Later this month, she'll emcee and do a cooking demonstration at the Gluten-Free, Allergen-Free Expo in Chicago. She'll do the same at the group's October gathering.

In November 2010, she was one of 10 bloggers invited to General Mills' test kitchens in Minneapolis. A year earlier, she went to California on an all-expenses paid trip as part of the Pomegranate Harvest Tour.

She also hosts the monthly King George Gluten Intolerance & Celiac Group in her home and does cooking demonstrations.

Shirley Braden posts at least twice a week on her blog, glutenfreeeasily.com. During the holidays, when people spend more time in the kitchen, she posts more often.

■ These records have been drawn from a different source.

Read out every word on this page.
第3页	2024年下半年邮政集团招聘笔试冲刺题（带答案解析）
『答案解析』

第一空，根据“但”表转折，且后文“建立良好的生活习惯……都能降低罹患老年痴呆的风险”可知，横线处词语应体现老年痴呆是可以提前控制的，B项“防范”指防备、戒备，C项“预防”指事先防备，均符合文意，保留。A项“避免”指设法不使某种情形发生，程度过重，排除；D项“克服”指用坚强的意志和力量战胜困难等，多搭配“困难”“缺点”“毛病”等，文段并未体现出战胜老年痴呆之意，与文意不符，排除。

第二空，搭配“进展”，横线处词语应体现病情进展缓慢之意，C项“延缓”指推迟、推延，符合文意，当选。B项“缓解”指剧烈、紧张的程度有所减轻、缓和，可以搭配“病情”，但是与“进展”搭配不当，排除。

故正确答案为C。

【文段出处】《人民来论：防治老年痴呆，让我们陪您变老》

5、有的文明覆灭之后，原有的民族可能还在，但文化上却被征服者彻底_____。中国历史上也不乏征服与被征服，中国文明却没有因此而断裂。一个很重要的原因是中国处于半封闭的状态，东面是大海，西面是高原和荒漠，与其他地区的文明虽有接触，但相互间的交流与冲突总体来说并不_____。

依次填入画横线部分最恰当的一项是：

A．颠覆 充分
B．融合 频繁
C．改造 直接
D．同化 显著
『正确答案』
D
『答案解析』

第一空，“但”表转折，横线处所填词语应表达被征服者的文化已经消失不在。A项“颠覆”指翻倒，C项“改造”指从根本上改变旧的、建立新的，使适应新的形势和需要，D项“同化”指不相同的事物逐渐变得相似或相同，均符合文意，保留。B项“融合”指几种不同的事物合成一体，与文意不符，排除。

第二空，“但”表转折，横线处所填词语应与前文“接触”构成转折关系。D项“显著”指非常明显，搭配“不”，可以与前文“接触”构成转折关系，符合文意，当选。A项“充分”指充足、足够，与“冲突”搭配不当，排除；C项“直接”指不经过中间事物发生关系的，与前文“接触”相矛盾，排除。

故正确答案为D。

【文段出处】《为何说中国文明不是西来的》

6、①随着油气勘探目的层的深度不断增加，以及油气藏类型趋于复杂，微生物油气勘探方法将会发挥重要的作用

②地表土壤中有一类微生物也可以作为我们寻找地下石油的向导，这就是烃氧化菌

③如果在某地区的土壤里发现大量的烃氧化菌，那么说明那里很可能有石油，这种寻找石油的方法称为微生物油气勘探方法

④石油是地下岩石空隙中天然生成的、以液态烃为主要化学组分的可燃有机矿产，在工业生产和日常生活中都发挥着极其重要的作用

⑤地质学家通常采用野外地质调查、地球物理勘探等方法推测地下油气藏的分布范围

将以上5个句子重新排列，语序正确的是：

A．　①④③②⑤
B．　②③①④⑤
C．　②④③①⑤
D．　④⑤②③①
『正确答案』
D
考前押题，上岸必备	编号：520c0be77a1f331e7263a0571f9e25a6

She averages about 25,000 page views a month. On a typical day last month, she had 900 page visits. Of those, 822 viewers were from the United States, 10 were from Great Britain and the rest were from 33 different countries. "Isn't that something?" Braden said.

Most people look at gluten-free recipes that Braden tweaked herself or borrowed from other bloggers. She includes dozens of colorful photos with each, gives step-by-step details about the process--and pitfalls to avoid--and lists specific brand names that work best. She also provides contacts for other bloggers.

Her most popular recipes are for pumpkin pie, oatmeal cookies, pizza and peanut butter cookies.